Justin masih saja berlutut di kaki Cielo. Rasanya sungguh tidak nyaman. Ingatan saat Justin hendak menodainya membuat Cielo sulit untuk mempercayai pria itu lagi.
"Cielo Sayang, aku mohon. Maafkan aku ya, Sayang."
Tiba-tiba, pintu ruangan Cielo terbuka. Ayahnya masuk ke dalam ruangan dan terkejut melihat Justin yang sedang memeluk kaki Cielo.
"Papih!" seru Cielo.
Justin pun terkejut dan langsung bangkit berdiri sambil merapikan pakaian dan rambutnya yang sebenarnya tidak kusut.
"Ada apa ini? Apa Papih mengganggumu?" Ayahnya menyipitkan matanya sambil menatap Justin dengan curiga.
"Ti-tidak, Om. Biar saya yang keluar," ucap Justin buru-buru. Lalu ia segera pergi dari ruangan itu.
Cielo menyeringai melihat kepergian Justin. Ia malu sekali dilihat seperti itu oleh ayahnya.
"Uhm, ada apa Papih ke sini? Kok Papih tidak ketuk pintu dulu?" Cielo mengaitkan rambutnya ke kupingnya dengan canggung.
Ayahnya mundur beberapa langkah dan kemudian mengetuk pintunya sambil mengangkat alisnya sebelah. "Sudah."
Cielo pun mendesah. Lalu ia duduk di kursinya. "Terserah Papih saja."
Lalu ayahnya mendekat dan duduk di hadapan Cielo sambil melipat kakinya dengan santai.
"Apa yang terjadi antara kamu dan Justin? Kenapa dia sampai berlutut di kakimu? Apa kalian bertengkar?" tanya ayahnya dengan tatapan menyelidik.
Cielo sungguh tak sanggup mengaku pada ayahnya. Ia malu sekali jika sampai ayahnya tahu yang sebenarnya. Selama ini, Cielo selalu membanggakan Justin di hadapan orang tuanya. Semua orang juga tahu kalau Cielo sangat mencintai Justin.
Apa jadi jika sampai orang lain tahu dan kemudian mencemoohnya? Lalu bagaimana jika orang tuanya marah dan memperbesar masalah ini?
Berbagai pikiran berkecamuk dalam kepala Cielo. Ia bingung bagaimana harus menjawab ayahnya.
"Ada apa, Cielo? Katakan pada Papih," desak ayahnya yang telah menurunkan kakinya dan kemudian mencondongkan tubuhnya ke depan.

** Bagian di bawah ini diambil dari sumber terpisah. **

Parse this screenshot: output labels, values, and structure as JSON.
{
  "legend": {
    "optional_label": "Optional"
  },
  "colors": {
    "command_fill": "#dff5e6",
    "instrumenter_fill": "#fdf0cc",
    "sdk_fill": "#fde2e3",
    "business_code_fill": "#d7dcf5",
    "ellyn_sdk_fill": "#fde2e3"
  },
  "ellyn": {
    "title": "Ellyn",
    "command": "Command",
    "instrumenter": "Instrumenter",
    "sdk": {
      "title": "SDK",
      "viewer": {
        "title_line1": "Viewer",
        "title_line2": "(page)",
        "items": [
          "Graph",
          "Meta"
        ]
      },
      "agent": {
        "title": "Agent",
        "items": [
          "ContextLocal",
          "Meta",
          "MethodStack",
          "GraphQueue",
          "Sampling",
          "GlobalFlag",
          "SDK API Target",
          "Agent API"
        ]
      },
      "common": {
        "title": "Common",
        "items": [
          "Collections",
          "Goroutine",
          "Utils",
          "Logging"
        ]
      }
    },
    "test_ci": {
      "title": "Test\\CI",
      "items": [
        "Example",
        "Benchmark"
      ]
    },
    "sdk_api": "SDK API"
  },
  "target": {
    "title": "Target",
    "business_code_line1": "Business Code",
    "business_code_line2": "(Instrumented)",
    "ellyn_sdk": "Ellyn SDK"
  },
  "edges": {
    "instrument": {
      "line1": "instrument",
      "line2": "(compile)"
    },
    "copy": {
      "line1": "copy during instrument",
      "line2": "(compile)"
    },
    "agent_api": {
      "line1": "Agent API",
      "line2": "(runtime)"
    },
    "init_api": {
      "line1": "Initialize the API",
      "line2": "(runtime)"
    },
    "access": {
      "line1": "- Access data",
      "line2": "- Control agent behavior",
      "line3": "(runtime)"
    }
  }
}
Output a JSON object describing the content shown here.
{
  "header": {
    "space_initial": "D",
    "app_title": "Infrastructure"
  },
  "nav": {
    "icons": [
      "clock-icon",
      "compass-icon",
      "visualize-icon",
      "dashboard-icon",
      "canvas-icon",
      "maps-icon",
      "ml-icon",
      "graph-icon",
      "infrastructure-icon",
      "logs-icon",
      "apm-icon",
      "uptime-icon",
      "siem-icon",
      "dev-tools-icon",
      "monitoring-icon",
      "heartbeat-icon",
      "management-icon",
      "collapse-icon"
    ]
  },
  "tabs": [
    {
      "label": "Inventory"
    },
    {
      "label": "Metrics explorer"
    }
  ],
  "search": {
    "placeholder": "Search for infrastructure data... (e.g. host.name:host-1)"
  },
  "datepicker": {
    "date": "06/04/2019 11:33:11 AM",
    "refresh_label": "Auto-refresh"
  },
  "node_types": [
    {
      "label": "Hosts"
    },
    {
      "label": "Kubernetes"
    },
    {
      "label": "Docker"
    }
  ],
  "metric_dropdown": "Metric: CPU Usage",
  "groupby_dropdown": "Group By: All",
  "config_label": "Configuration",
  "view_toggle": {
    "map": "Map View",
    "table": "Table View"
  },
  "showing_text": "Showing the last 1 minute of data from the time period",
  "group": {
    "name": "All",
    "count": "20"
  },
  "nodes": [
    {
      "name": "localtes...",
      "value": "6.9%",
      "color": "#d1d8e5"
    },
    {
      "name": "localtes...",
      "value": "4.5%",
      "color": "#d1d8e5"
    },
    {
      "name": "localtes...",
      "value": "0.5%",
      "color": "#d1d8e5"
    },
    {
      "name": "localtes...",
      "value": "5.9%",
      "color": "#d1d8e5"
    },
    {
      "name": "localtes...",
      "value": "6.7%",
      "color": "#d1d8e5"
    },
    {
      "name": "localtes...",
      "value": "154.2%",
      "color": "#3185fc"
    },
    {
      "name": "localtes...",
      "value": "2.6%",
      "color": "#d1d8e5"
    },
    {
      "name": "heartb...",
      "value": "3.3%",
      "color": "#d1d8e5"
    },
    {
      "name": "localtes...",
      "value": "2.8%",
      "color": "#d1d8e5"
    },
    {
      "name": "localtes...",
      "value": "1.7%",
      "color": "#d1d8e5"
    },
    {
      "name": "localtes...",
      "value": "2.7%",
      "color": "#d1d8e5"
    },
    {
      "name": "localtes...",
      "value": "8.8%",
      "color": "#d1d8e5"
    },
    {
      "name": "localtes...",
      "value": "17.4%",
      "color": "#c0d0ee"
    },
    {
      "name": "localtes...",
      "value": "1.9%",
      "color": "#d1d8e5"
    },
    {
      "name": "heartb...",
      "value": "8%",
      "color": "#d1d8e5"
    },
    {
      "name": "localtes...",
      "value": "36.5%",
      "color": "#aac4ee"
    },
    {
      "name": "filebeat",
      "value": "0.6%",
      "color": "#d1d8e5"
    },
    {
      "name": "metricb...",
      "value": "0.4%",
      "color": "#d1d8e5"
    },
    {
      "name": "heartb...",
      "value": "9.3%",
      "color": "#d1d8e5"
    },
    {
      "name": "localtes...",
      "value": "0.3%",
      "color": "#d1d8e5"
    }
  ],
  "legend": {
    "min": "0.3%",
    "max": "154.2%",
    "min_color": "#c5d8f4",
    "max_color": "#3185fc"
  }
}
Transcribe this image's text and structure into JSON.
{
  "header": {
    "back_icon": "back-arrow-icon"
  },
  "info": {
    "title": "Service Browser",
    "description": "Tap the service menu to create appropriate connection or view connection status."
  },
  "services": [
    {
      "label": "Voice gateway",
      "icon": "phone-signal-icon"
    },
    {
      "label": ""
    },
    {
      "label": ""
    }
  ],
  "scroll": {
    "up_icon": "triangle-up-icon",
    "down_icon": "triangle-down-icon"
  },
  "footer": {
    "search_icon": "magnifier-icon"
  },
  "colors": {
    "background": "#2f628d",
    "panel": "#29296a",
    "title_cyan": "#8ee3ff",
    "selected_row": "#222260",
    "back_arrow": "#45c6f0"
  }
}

"Ti-tidak ada apa-apa, Pap. Tadi, Justin hanya … dia hanya bercanda. Ya, aku tadi sempat marah padanya, tapi … tapi tidak apa-apa. Kami tidak ada masalah apa-apa," ucap Cielo sambil terbata-bata.
Ayahnya menyipitkan matanya seperti yang curiga, tapi kemudian ekspresi ayahnya melunak sedikit.
"Ya sudah. Namanya pacaran, pasti ada saja pertengkaran. Kalau dilihat-lihat Justin sampai berlutut di hadapanmu, sepertinya dia sangat mencintaimu. Kamu pasti bersikap manja padanya, ya kan?"
"Tidak, Pap! Aku tidak pernah manja padanya!" tukas Cielo yang tampak kesal.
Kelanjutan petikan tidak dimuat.